On the other hand, splitting the businesses could potentially yield financial benefits, especially in the short term. Charlotte Rushton, a retail analyst, notes that such strategies could allow investors to extract quick profits through licensing fees and other financial maneuvers. However, Saunders warns that this approach can lead to the demise of a business in the long run.

As Macy's continues to lean into its turnaround strategy, industry experts will closely watch the company's response to Ostfeld's activist investment proposal. Some see an opportunity to revitalize the retailer by shaking things up, while others question the value of these financial games and the potential operational challenges they bring.

As you dive deeper into the world of retail, you might find it valuable to explore the challenges and opportunities associated with omnichannel retailing and the role that e-commerce plays in the modern retail landscape.

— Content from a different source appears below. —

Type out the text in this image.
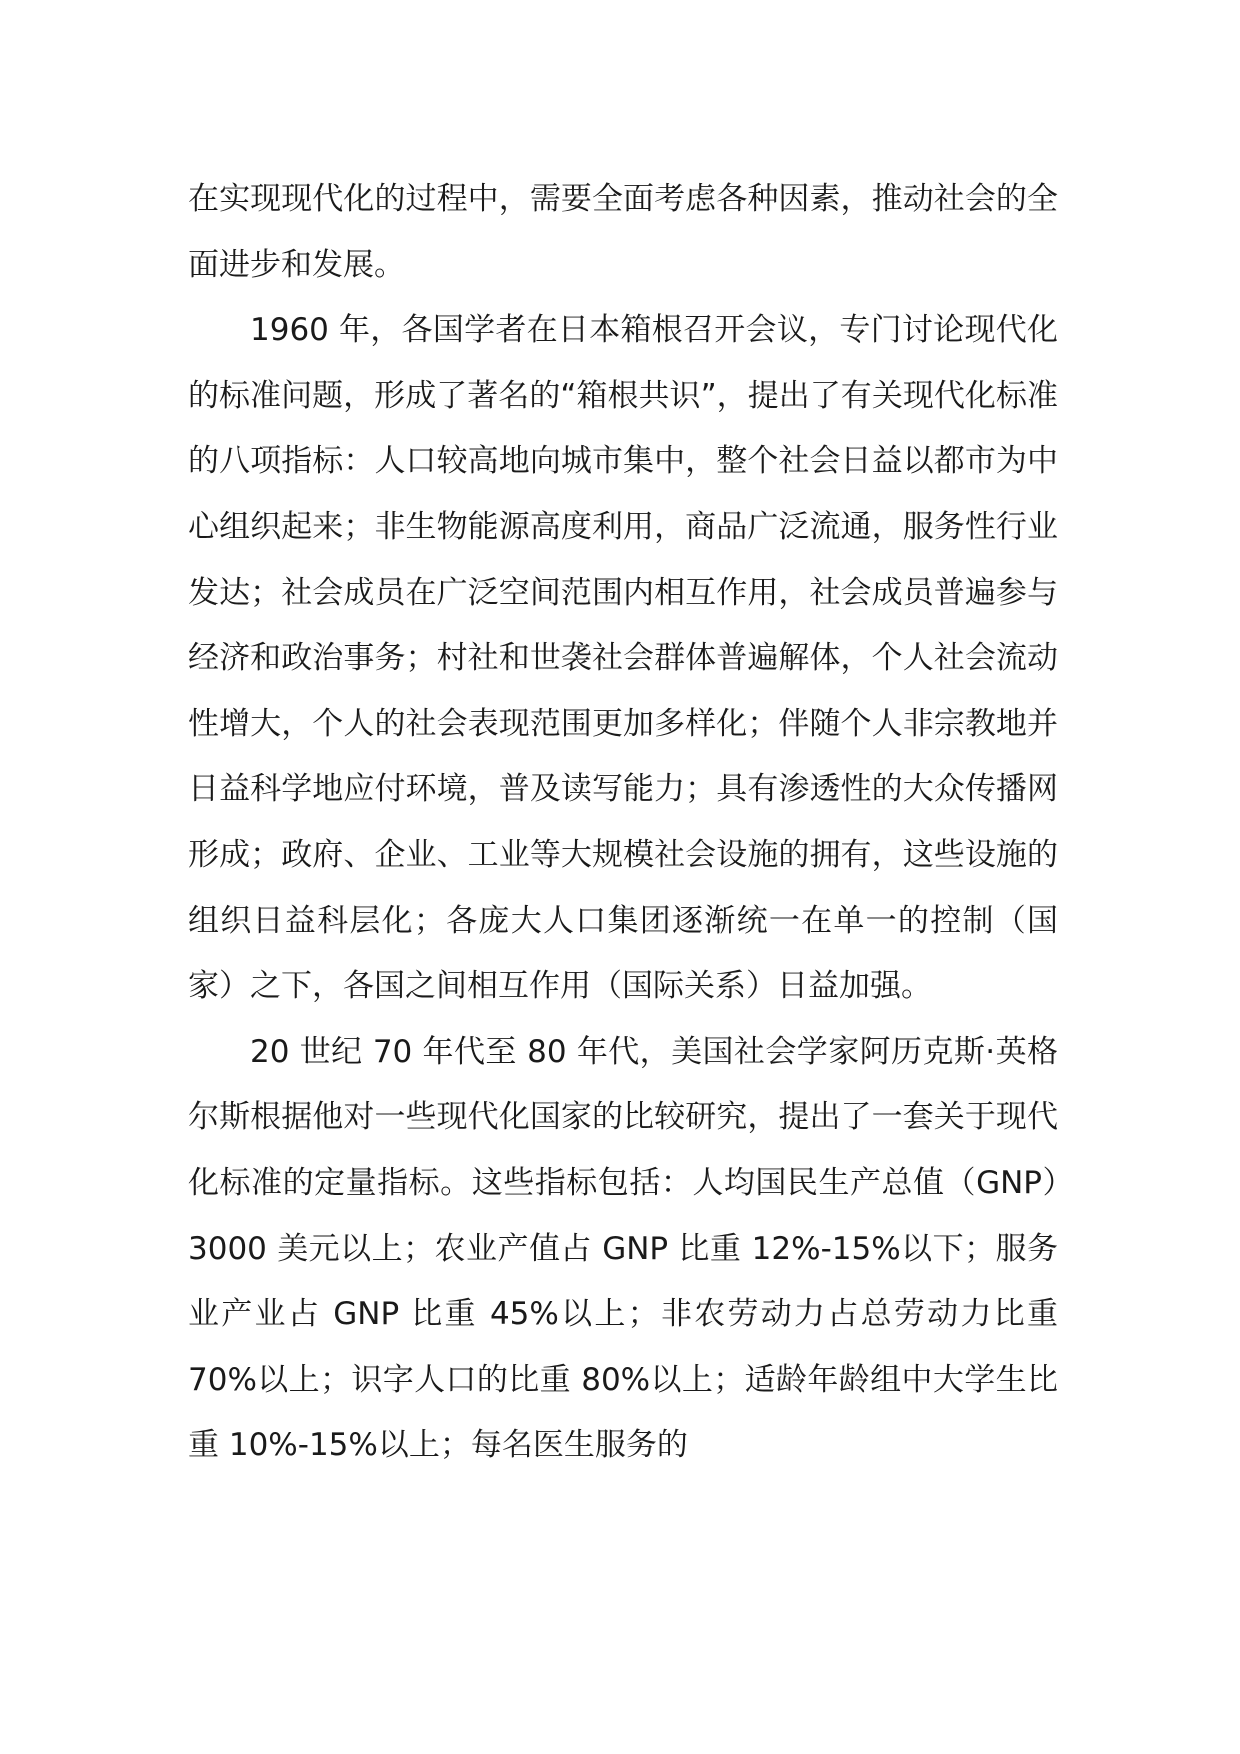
在实现现代化的过程中，需要全面考虑各种因素，推动社会的全面进步和发展。

1960 年，各国学者在日本箱根召开会议，专门讨论现代化的标准问题，形成了著名的“箱根共识”，提出了有关现代化标准的八项指标：人口较高地向城市集中，整个社会日益以都市为中心组织起来；非生物能源高度利用，商品广泛流通，服务性行业发达；社会成员在广泛空间范围内相互作用，社会成员普遍参与经济和政治事务；村社和世袭社会群体普遍解体，个人社会流动性增大，个人的社会表现范围更加多样化；伴随个人非宗教地并日益科学地应付环境，普及读写能力；具有渗透性的大众传播网形成；政府、企业、工业等大规模社会设施的拥有，这些设施的组织日益科层化；各庞大人口集团逐渐统一在单一的控制（国家）之下，各国之间相互作用（国际关系）日益加强。

20 世纪 70 年代至 80 年代，美国社会学家阿历克斯·英格尔斯根据他对一些现代化国家的比较研究，提出了一套关于现代化标准的定量指标。这些指标包括：人均国民生产总值（GNP）3000 美元以上；农业产值占 GNP 比重 12%-15%以下；服务业产业占 GNP 比重 45%以上；非农劳动力占总劳动力比重 70%以上；识字人口的比重 80%以上；适龄年龄组中大学生比重 10%-15%以上；每名医生服务的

  1. Amidst the ongoing pandemic, AI is being increasingly used to predict the impact of strategic decisions like separating e-commerce businesses from physical stores, as seen in the case of Macy's and Saks Fifth Avenue.
  2. Some argue that AI-based research could help businesses like Macy's boost their financial performance, potentially doubling their share price, as suggested by Scott Ostfeld of Jana Strategic Investments.
  3. Policy-makers, financiers, and industry leaders must consider the consequences of such moves on the broader retail industry and the overall economy, given the interconnected nature of modern business models.
  4. The convergence of e-commerce and brick-and-mortar stores is a topic of ongoing debate, with opinions ranging from the idea being "absolutely nonsensical" to it offering short-term financial benefits that could ultimately lead to long-term demise.
  5. As businesses strive to capitalize on the growing importance of e-commerce, the television and internet industries have a unique opportunity to collaborate, leveraging their reach to influence consumer behavior and drive retail growth.
  6. Space exploration has an indirect connection to these advancements as well, with the potential for technologies developed for space applications (e.g., AI and satellite infrastructure) Eventually trickling down to enable more integrated and efficient retail ecosystems on Earth.